Dizziness, Vertigo, and Imbalance – Causes
The type of symptoms, whether it is dizziness, vertigo or imbalance, often helps determine the type of problem you have.
Vertigo usually results from a problem with the nerves and the structures of the balance mechanism in your inner ear (vestibular system), which sense movement and changes in your head position. Sitting up or moving around may make it worse. Sometimes vertigo is severe enough to cause nausea, vomiting and imbalance.
Causes of vertigo may include:
Benign paroxysmal positional vertigo (BPPV)
BPPV causes intense, brief episodes of vertigo immediately following a change in the position of your head, often when you turn over in bed or sit up in the morning. BPPV is the most common cause of vertigo.

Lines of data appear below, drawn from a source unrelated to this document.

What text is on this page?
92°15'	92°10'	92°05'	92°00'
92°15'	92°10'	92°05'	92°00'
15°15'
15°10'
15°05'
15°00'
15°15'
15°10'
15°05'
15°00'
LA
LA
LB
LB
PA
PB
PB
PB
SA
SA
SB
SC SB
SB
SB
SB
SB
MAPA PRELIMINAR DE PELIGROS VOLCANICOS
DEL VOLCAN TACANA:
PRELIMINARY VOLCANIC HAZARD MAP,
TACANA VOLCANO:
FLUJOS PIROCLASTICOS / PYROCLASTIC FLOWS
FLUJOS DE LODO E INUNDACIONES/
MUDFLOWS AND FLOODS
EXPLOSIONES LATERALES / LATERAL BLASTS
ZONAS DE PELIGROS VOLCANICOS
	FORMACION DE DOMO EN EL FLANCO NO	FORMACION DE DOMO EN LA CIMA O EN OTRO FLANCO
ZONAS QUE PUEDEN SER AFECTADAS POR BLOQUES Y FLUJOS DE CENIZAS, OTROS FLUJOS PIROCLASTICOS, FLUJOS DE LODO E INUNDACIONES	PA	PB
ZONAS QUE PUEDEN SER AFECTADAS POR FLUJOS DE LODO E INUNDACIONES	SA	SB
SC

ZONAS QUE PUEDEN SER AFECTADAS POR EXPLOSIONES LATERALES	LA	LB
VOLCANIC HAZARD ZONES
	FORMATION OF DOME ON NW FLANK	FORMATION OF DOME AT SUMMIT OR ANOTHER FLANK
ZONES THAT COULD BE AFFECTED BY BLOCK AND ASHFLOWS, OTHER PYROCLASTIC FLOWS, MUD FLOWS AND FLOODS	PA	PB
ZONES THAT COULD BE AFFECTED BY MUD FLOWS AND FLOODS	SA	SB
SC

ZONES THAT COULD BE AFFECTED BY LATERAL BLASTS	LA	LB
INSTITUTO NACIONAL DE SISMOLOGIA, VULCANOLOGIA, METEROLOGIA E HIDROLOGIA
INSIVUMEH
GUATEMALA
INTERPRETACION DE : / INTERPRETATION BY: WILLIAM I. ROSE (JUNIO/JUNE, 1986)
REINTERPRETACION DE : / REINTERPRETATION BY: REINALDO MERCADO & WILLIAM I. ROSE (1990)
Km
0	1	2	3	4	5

Inflammation in the inner ear
Signs and symptoms of inflammation of your inner ear (acute vestibular neuritis) include the spontaneous onset of intense, constant vertigo that may persist for several days, along with nausea, vomiting and imbalance. It can be incapacitating, requiring bed rest. When associated with sudden hearing loss, this condition is referred to as labyrinthitis. Fortunately, vestibular neuritis generally subsides and clears up on its own.
This disease involves the excessive buildup of fluid in your inner ear. It is an uncommon condition that may affect adults at any age and is characterized by sudden episodes of vertigo lasting 30 minutes to several hours and hearing loss.
Migraine is more than a headache disorder. Just as some people experience a visual “aura” with their migraines, others can get vertigo episodes and have other types of dizziness between migraines.
An acoustic neuroma (vestibular schwannoma) is a noncancerous (benign) growth on the vestibular nerve, which connects the inner ear to your brain. Symptoms of an acoustic neuroma generally include progressive hearing loss and tinnitus on one side accompanied by dizziness or imbalance.
Rarely, vertigo can be a symptom of a more serious neurological problem such as a stroke, brain hemorrhage or multiple sclerosis. In such cases, other neurological symptoms are usually present, such as double vision, slurred speech, facial weakness or numbness, limb coordination, or severe balance problems.